Gestion des risques liés aux produits d'ingénierie pilotée par l'intelligence artificielle
Auteur / Autrice : | Mingquan Yang |
Direction : | Ali Siadat, Jelena Petronijevic, Alain Étienne |
Type : | Projet de thèse |
Discipline(s) : | Informatique-traitement du signal |
Date : | Inscription en doctorat le 23/10/2023 |
Etablissement(s) : | Paris, HESAM |
Ecole(s) doctorale(s) : | École doctorale Sciences des métiers de l'ingénieur |
Partenaire(s) de recherche : | Laboratoire : LCFC Laboratoire de Conception Fabrication Commande |
établissement de préparation de la thèse : Paris, ENSAM |
Résumé
The Ph.D. program, Risk Management of Artificial Intelligence-Driven Engineering Products explores the possibility of using AI tools such as NLP (natural language processing) techniques to analyze, categorize, and predict risks in the design and manufacturing process of different types of products. The thesis project focuses on what AI can do to speed up and simplify risk analysis.
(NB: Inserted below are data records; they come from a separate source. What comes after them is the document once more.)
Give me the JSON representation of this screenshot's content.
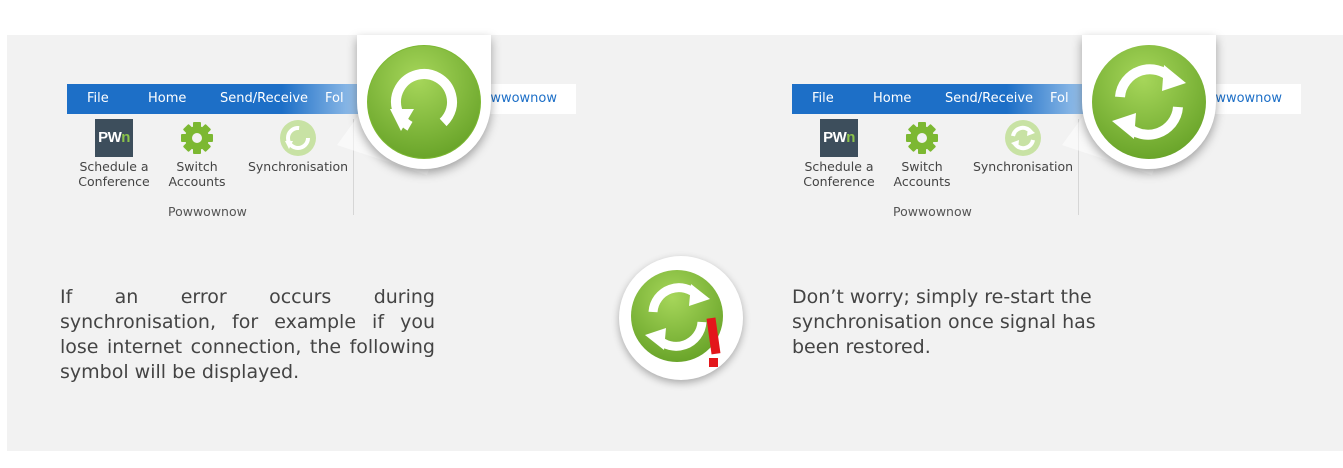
{
  "left_ribbon": {
    "tabs": [
      {
        "label": "File"
      },
      {
        "label": "Home"
      },
      {
        "label": "Send/Receive"
      },
      {
        "label": "Fol"
      },
      {
        "label": "Powwownow"
      }
    ],
    "buttons": [
      {
        "label_line1": "Schedule a",
        "label_line2": "Conference",
        "icon": "powwownow-logo-icon"
      },
      {
        "label_line1": "Switch",
        "label_line2": "Accounts",
        "icon": "gear-icon"
      },
      {
        "label_line1": "Synchronisation",
        "label_line2": "",
        "icon": "sync-icon"
      }
    ],
    "group_label": "Powwownow",
    "logo_text": "PW",
    "logo_accent": "n"
  },
  "right_ribbon": {
    "tabs": [
      {
        "label": "File"
      },
      {
        "label": "Home"
      },
      {
        "label": "Send/Receive"
      },
      {
        "label": "Fol"
      },
      {
        "label": "Powwownow"
      }
    ],
    "buttons": [
      {
        "label_line1": "Schedule a",
        "label_line2": "Conference",
        "icon": "powwownow-logo-icon"
      },
      {
        "label_line1": "Switch",
        "label_line2": "Accounts",
        "icon": "gear-icon"
      },
      {
        "label_line1": "Synchronisation",
        "label_line2": "",
        "icon": "sync-in-progress-icon"
      }
    ],
    "group_label": "Powwownow",
    "logo_text": "PW",
    "logo_accent": "n"
  },
  "text": {
    "left_paragraph": "If an error occurs during synchronisation, for example if you lose internet connection, the following symbol will be displayed.",
    "right_paragraph": "Don’t worry; simply re-start the synchronisation once signal has been restored."
  },
  "colors": {
    "ribbon_blue": "#1d6fc7",
    "sync_green": "#7cb832",
    "error_red": "#e3161b",
    "panel_bg": "#f2f2f2"
  }
}
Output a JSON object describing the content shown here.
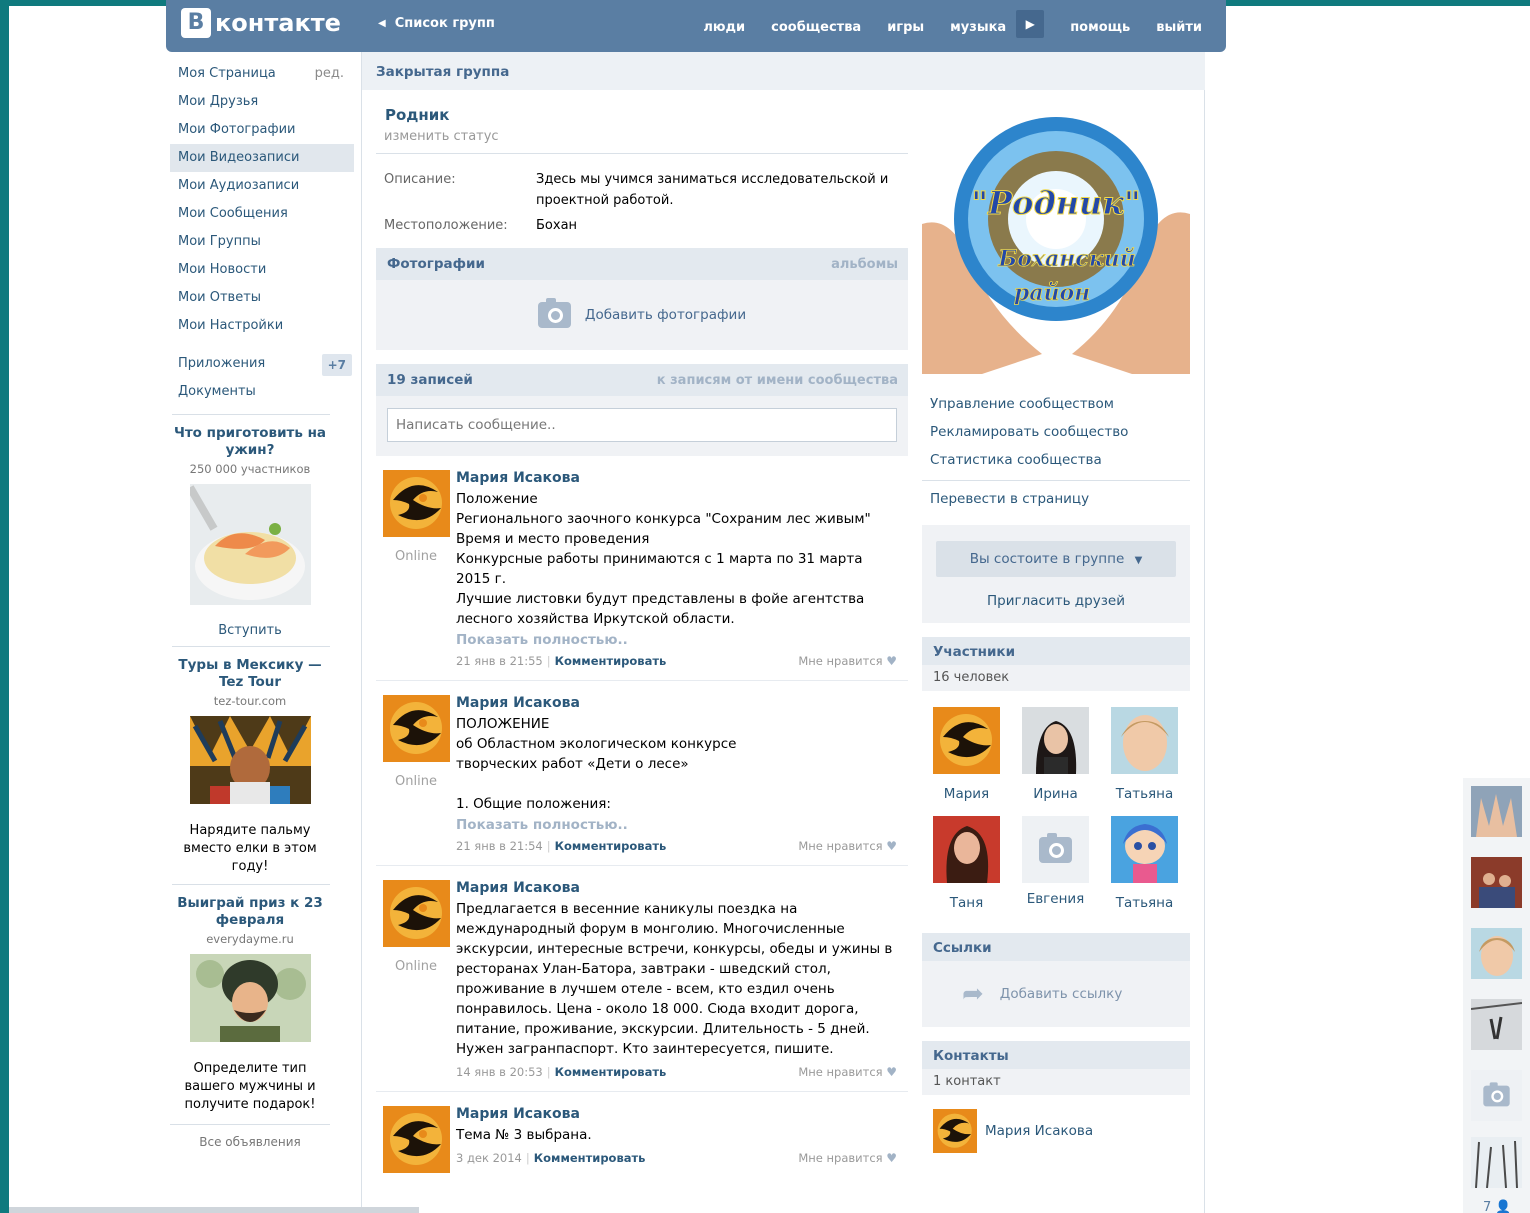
{
  "header": {
    "logo_letter": "В",
    "logo_text": "контакте",
    "back_label": "Список групп",
    "nav": [
      "люди",
      "сообщества",
      "игры",
      "музыка",
      "помощь",
      "выйти"
    ]
  },
  "sidebar": {
    "items": [
      {
        "label": "Моя Страница",
        "extra": "ред."
      },
      {
        "label": "Мои Друзья"
      },
      {
        "label": "Мои Фотографии"
      },
      {
        "label": "Мои Видеозаписи"
      },
      {
        "label": "Мои Аудиозаписи"
      },
      {
        "label": "Мои Сообщения"
      },
      {
        "label": "Мои Группы"
      },
      {
        "label": "Мои Новости"
      },
      {
        "label": "Мои Ответы"
      },
      {
        "label": "Мои Настройки"
      }
    ],
    "apps_label": "Приложения",
    "apps_badge": "+7",
    "docs_label": "Документы",
    "ads": [
      {
        "title": "Что приготовить на ужин?",
        "domain": "250 000 участников",
        "action": "Вступить"
      },
      {
        "title": "Туры в Мексику — Tez Tour",
        "domain": "tez-tour.com",
        "text": "Нарядите пальму вместо елки в этом году!"
      },
      {
        "title": "Выиграй приз к 23 февраля",
        "domain": "everydayme.ru",
        "text": "Определите тип вашего мужчины и получите подарок!"
      }
    ],
    "all_ads": "Все объявления"
  },
  "group": {
    "type": "Закрытая группа",
    "name": "Родник",
    "status_link": "изменить статус",
    "description_label": "Описание:",
    "description": "Здесь мы учимся заниматься исследовательской и проектной работой.",
    "location_label": "Местоположение:",
    "location": "Бохан",
    "logo_text": [
      "\"Родник\"",
      "Боханский",
      "район"
    ]
  },
  "photos": {
    "title": "Фотографии",
    "albums": "альбомы",
    "add": "Добавить фотографии"
  },
  "wall": {
    "count": "19 записей",
    "filter": "к записям от имени сообщества",
    "placeholder": "Написать сообщение.."
  },
  "posts": [
    {
      "author": "Мария Исакова",
      "online": "Online",
      "text": "Положение\nРегионального заочного конкурса \"Сохраним лес живым\"\nВремя и место проведения\nКонкурсные работы принимаются с 1 марта по 31 марта 2015 г.\nЛучшие листовки будут представлены в фойе агентства лесного хозяйства Иркутской области.",
      "more": "Показать полностью..",
      "date": "21 янв в 21:55",
      "comment": "Комментировать",
      "like": "Мне нравится"
    },
    {
      "author": "Мария Исакова",
      "online": "Online",
      "text": "ПОЛОЖЕНИЕ\nоб Областном экологическом конкурсе\nтворческих работ «Дети о лесе»\n\n1. Общие положения:",
      "more": "Показать полностью..",
      "date": "21 янв в 21:54",
      "comment": "Комментировать",
      "like": "Мне нравится"
    },
    {
      "author": "Мария Исакова",
      "online": "Online",
      "text": "Предлагается в весенние каникулы поездка на международный форум в монголию. Многочисленные экскурсии, интересные встречи, конкурсы, обеды и ужины в ресторанах Улан-Батора, завтраки - шведский стол, проживание в лучшем отеле - всем, кто ездил очень понравилось. Цена - около 18 000. Сюда входит дорога, питание, проживание, экскурсии. Длительность - 5 дней. Нужен загранпаспорт. Кто заинтересуется, пишите.",
      "date": "14 янв в 20:53",
      "comment": "Комментировать",
      "like": "Мне нравится"
    },
    {
      "author": "Мария Исакова",
      "text": "Тема № 3 выбрана.",
      "date": "3 дек 2014",
      "comment": "Комментировать",
      "like": "Мне нравится"
    }
  ],
  "right": {
    "links": [
      "Управление сообществом",
      "Рекламировать сообщество",
      "Статистика сообщества"
    ],
    "convert": "Перевести в страницу",
    "member_btn": "Вы состоите в группе",
    "invite": "Пригласить друзей",
    "members_title": "Участники",
    "members_count": "16 человек",
    "members": [
      "Мария",
      "Ирина",
      "Татьяна",
      "Таня",
      "Евгения",
      "Татьяна"
    ],
    "links_title": "Ссылки",
    "add_link": "Добавить ссылку",
    "contacts_title": "Контакты",
    "contacts_count": "1 контакт",
    "contact_name": "Мария Исакова"
  },
  "strip": {
    "counter": "7"
  },
  "colors": {
    "header": "#5a7ea3",
    "link": "#2b587a",
    "frame": "#0f7a7e"
  }
}
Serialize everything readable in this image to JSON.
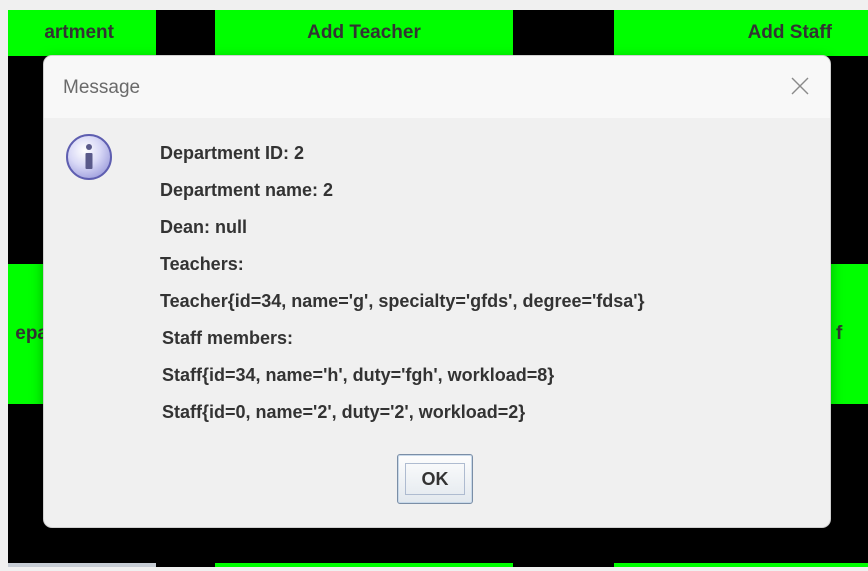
{
  "background_buttons": {
    "row1": {
      "department": "artment",
      "teacher": "Add Teacher",
      "staff": "Add Staff"
    },
    "row2": {
      "left": "epa",
      "right": "f"
    }
  },
  "dialog": {
    "title": "Message",
    "icon": "info-icon",
    "lines": [
      "Department ID: 2",
      "Department name: 2",
      "Dean: null",
      "Teachers:",
      "Teacher{id=34, name='g', specialty='gfds', degree='fdsa'}",
      "Staff members:",
      "Staff{id=34, name='h', duty='fgh', workload=8}",
      "Staff{id=0, name='2', duty='2', workload=2}"
    ],
    "ok_label": "OK"
  },
  "colors": {
    "button_green": "#00ff00",
    "backdrop": "#000000",
    "dialog_bg": "#f0f0f0"
  }
}
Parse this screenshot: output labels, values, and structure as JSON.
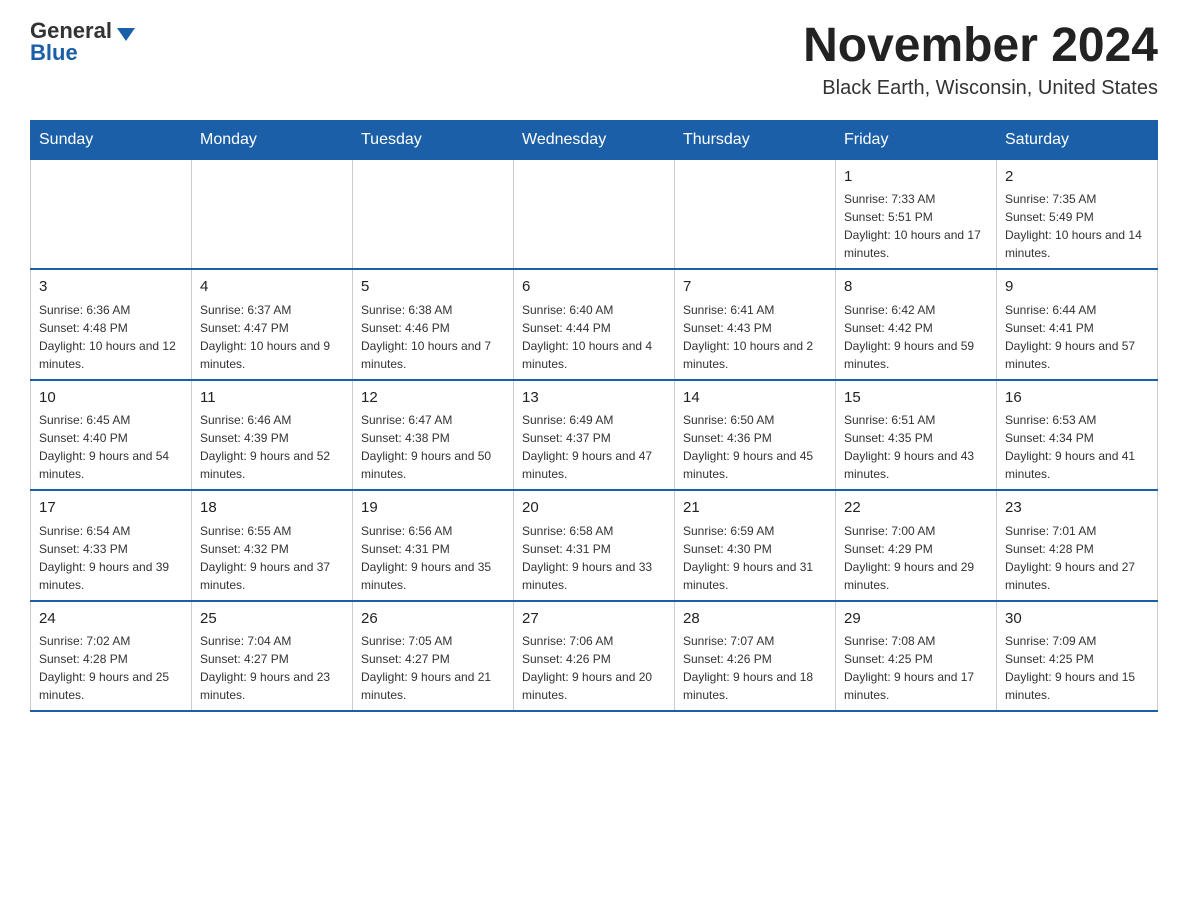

Natural Language Processing approaches have the potential to improve the efficiency of data processing and analysis related to product design risk management and identification, tasks that are usually performed manually. Therefore, the thesis project will discover to what extent NLP techniques can automate the process of analysis, categorization, prediction, risk mitigation in product design and manufacturing. The PhD program aims to create a NLP system that reads risk reports previously written by risk experts, understands risk reports, and extracts risk events from risk reports. The PhD program can also identify the risk factors for each risk event and study their interactions. With this NLP system, potential risks with the existing risk management techniques established by the three supervisors of this PhD program can be predicted. This thesis project can offer a solution to many companies that need a reliable tool to help them manage their own risks in the design and manufacture of their products and prevent disasters.